Why uv and poetry don't solve it

uv is fast because it parallelizes everything and writes its own resolver. It doesn't change the trust model — the same package, the same setup.py, the same wheel run with the same privileges.

poetry adds dependency locking with content hashes. That's helpful: if your lockfile pins package@1.2.3 with a specific hash, and an attacker republishes 1.2.3 with a different binary, poetry install will refuse. Useful — but only after you've installed the original 1.2.3 at least once and locked the hash. The first install of a freshly-compromised version still gets you.

pipx runs apps in isolated environments. That doesn't help with the install step — pipx install <evil-package> will still execute the evil package's setup.py or import logic.

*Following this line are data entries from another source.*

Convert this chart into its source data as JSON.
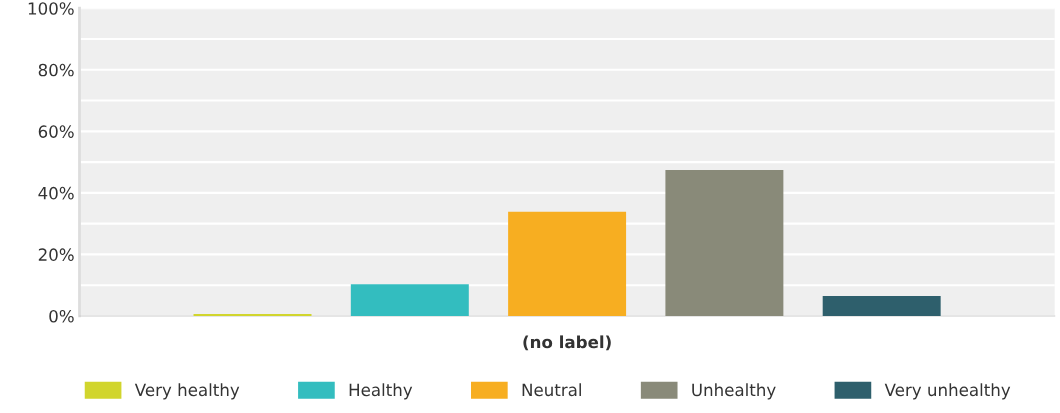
{
  "chart_data": {
    "type": "bar",
    "categories": [
      "(no label)"
    ],
    "series": [
      {
        "name": "Very healthy",
        "color": "#d1d52d",
        "values": [
          0.6
        ]
      },
      {
        "name": "Healthy",
        "color": "#33bdbf",
        "values": [
          10.3
        ]
      },
      {
        "name": "Neutral",
        "color": "#f7ae21",
        "values": [
          33.9
        ]
      },
      {
        "name": "Unhealthy",
        "color": "#898a79",
        "values": [
          47.4
        ]
      },
      {
        "name": "Very unhealthy",
        "color": "#2e5f6c",
        "values": [
          6.5
        ]
      }
    ],
    "ylim": [
      0,
      100
    ],
    "yticks": [
      {
        "value": 0,
        "label": "0%"
      },
      {
        "value": 10,
        "label": null
      },
      {
        "value": 20,
        "label": "20%"
      },
      {
        "value": 30,
        "label": null
      },
      {
        "value": 40,
        "label": "40%"
      },
      {
        "value": 50,
        "label": null
      },
      {
        "value": 60,
        "label": "60%"
      },
      {
        "value": 70,
        "label": null
      },
      {
        "value": 80,
        "label": "80%"
      },
      {
        "value": 90,
        "label": null
      },
      {
        "value": 100,
        "label": "100%"
      }
    ],
    "grid": "y",
    "legend": "bottom"
  }
}
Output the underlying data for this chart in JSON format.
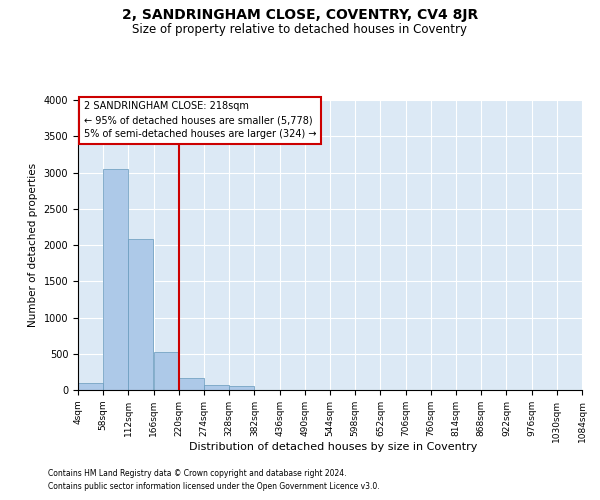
{
  "title": "2, SANDRINGHAM CLOSE, COVENTRY, CV4 8JR",
  "subtitle": "Size of property relative to detached houses in Coventry",
  "xlabel": "Distribution of detached houses by size in Coventry",
  "ylabel": "Number of detached properties",
  "footnote1": "Contains HM Land Registry data © Crown copyright and database right 2024.",
  "footnote2": "Contains public sector information licensed under the Open Government Licence v3.0.",
  "bar_color": "#adc9e8",
  "bar_edge_color": "#6699bb",
  "bg_color": "#dce9f5",
  "grid_color": "#ffffff",
  "vline_color": "#cc0000",
  "vline_x": 220,
  "annotation_text": "2 SANDRINGHAM CLOSE: 218sqm\n← 95% of detached houses are smaller (5,778)\n5% of semi-detached houses are larger (324) →",
  "annotation_box_edge": "#cc0000",
  "bins": [
    4,
    58,
    112,
    166,
    220,
    274,
    328,
    382,
    436,
    490,
    544,
    598,
    652,
    706,
    760,
    814,
    868,
    922,
    976,
    1030,
    1084
  ],
  "bar_heights": [
    100,
    3050,
    2080,
    530,
    170,
    65,
    55,
    0,
    0,
    0,
    0,
    0,
    0,
    0,
    0,
    0,
    0,
    0,
    0,
    0
  ],
  "ylim": [
    0,
    4000
  ],
  "yticks": [
    0,
    500,
    1000,
    1500,
    2000,
    2500,
    3000,
    3500,
    4000
  ],
  "title_fontsize": 10,
  "subtitle_fontsize": 8.5,
  "ylabel_fontsize": 7.5,
  "xlabel_fontsize": 8,
  "tick_fontsize": 6.5,
  "annotation_fontsize": 7,
  "footnote_fontsize": 5.5
}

What actually defends Python installs

Same shape as npm, different mechanism:

At the gate: a local proxy in front of PyPI scores each package on the equivalent signals — OSV vulnerability data, install-script analysis (setup.py patterns: subprocess calls, base64-decoded payloads, env-var enumeration, network calls), maintainer fingerprint changes between versions, dormant-revival, cooling windows, dependency-confusion against your protected internal scopes.

At the OS sandbox: every pip install, uv pip install, poetry install, or pipx install runs inside an OS-level sandbox so the install code (whether it's a Python setup.py or a native wheel) can't read your ~/.aws, ~/.ssh, or ~/.pypirc. Even if a wheel ships malicious native code that ran on import, the file system damage and exfil path are blocked at the kernel layer.

The vibe coder's Python checklist

You're going to scaffold lots of FastAPI / Streamlit / LangChain projects. A few habits that cost nothing:

  1. Use uv for speed, but don't assume it adds safety.
  2. Pin major dependencies in pyproject.toml (langchain ^0.3 not langchain *). Stops version-jump hijacks.
  3. Generate lockfiles with uv lock or poetry lock. Use them in CI.
  4. Use virtual environments per project. A malicious package in one venv can't import from another.
  5. Route installs through a gate. Same one-line setup as npm:
veln onboarding
veln wrapper on

That wraps pip, pip3, uv, poetry, and pipx. Every install — whether you typed it or your editor's agent ran it — goes through the same scoring pipeline. The wheel that would have stolen your AWS keys is refused before it downloads.

The honest bit

Python's install model is harder to defend than npm's because the surface is bigger: setup.py arbitrary code execution, native wheels, multiple package managers, and a registry that doesn't yet have widespread publish attestation. The fix for vibe coders is the same as for npm coders: a check at the registry layer that runs every install, and a sandbox that contains anything that slips past. Nothing about Python lets you skip that step.